17. November 2022 · Reading Time: 4 Min.
Customer segmentation with AI for biotech company
From the single-celled bacterium to the highly complex human being: Fats (lipids) play an important role in all living organisms. The Saxon company Lipotype is the world’s leading provider for the analysis of lipids in biomedical research. The Lipotype Lipidomics technology, based on mass spectrometry, enables rapid and comprehensive identification of thousands of lipids per sample.
The international team of molecular biologists, biostatisticians, physicians, biochemists, mass spectrometry specialists and bioinformatics experts led by the company’s founder Prof. Dr. Kai Simons has set itself the task of contributing to a better understanding of life and health with the help of detailed access to lipid data.
As a provider of highly specialized technology, Lipotype wants to address the right target groups in product marketing. To do this, they want to get to know their customers better, identify their interests and expertise, and understand how customers use their products. The formation of customer segments is the basis for optimizing the following processes:
- Precisely tailor content and product marketing
- Adapt sales processes to target groups
- Draw conclusions for product development
- Generate new leads that correspond to the target groups and acquire them in a targeted manner
Lipotype’s customers and interested parties are active in science and publish papers in the bio-medical field. These publications represent a treasure trove of data for us, as they already contain valuable information about their customers, such as which research field they are active in, with whom they cooperate, which problems they are working on and how they use lipidomics for this purpose.
The basic idea is therefore to find and analyze publications of Lipotype customers, to identify their expertise and interests in order to better understand one’s own environment and to form customer segments.
To solve the task manually, it would be necessary to read the publications of all customers, to record them thematically and to evaluate them. The time required for this would be gigantic. With the means of AI, more precisely the subarea of Natural Language Processing, this process can be automated.
We trained an AI model over publications that builds relationships between authors and topics. The model analyzes the publications and captures their content, it establishes thematic similarities and differences between authors and can extract relevant topics.
Paper scraping and disambiguation of author names
In the first step, we identify the publications of authors who are already customers or interested parties of Lipotype. These can be obtained from public databases, but the difficulty here is that there is no clear mapping between names and publications. For example, there are very many publications by John Smith, but it is unlikely that they are all by the same author.
Therefore, we developed an author disambiguation model that determines the probability of association between names and authors based on the available information (name, affiliation, publication content etc.).

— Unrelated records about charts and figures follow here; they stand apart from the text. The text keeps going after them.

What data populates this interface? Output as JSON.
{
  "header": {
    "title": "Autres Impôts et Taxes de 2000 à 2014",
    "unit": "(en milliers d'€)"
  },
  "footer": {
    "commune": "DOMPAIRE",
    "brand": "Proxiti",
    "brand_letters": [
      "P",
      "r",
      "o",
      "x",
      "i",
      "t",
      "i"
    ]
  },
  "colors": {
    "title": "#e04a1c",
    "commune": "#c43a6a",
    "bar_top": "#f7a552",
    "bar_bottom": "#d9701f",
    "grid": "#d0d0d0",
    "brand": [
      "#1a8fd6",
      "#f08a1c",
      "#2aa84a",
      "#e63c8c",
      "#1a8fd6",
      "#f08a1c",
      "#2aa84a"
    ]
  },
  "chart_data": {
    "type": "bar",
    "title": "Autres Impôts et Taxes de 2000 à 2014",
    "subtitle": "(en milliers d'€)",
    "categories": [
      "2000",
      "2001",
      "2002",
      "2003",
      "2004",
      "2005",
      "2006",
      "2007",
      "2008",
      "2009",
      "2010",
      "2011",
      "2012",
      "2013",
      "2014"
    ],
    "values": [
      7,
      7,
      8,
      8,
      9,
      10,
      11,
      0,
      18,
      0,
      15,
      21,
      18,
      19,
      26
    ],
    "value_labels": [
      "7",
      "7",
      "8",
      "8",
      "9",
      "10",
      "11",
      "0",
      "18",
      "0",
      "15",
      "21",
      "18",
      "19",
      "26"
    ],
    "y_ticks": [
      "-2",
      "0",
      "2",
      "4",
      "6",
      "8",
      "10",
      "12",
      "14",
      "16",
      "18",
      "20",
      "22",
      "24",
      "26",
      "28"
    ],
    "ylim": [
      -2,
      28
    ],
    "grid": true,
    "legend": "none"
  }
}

Training of the author-topic model
We have now compiled a pool of publications from Lipotype customers and prospects to use as a basis for model training.
The model learns representations (so-called embeddings) of the publications in which their content properties are encoded. It thus relates publications, authors and topics in one common space.
Define customer segments
With the help of these representations, clustering procedures can be used to divide the publications and authors into subject areas relevant to Lipotype. These clusters form the individual customer segments. This provides Lipotype with a qualitative and quantitative statement about which topics (specific types of cancer, treatment methods, etc.) play a role for which customers and can align its strategies accordingly.
Communications Officer at Lipotype
If you are not a data scientist yourself, it is difficult to express complex problems in marketing and sales in “data science” language. Unless you work with exdatis – then the right questions are asked. In the end, I knew my problem better than I did at the beginning, and it was solved!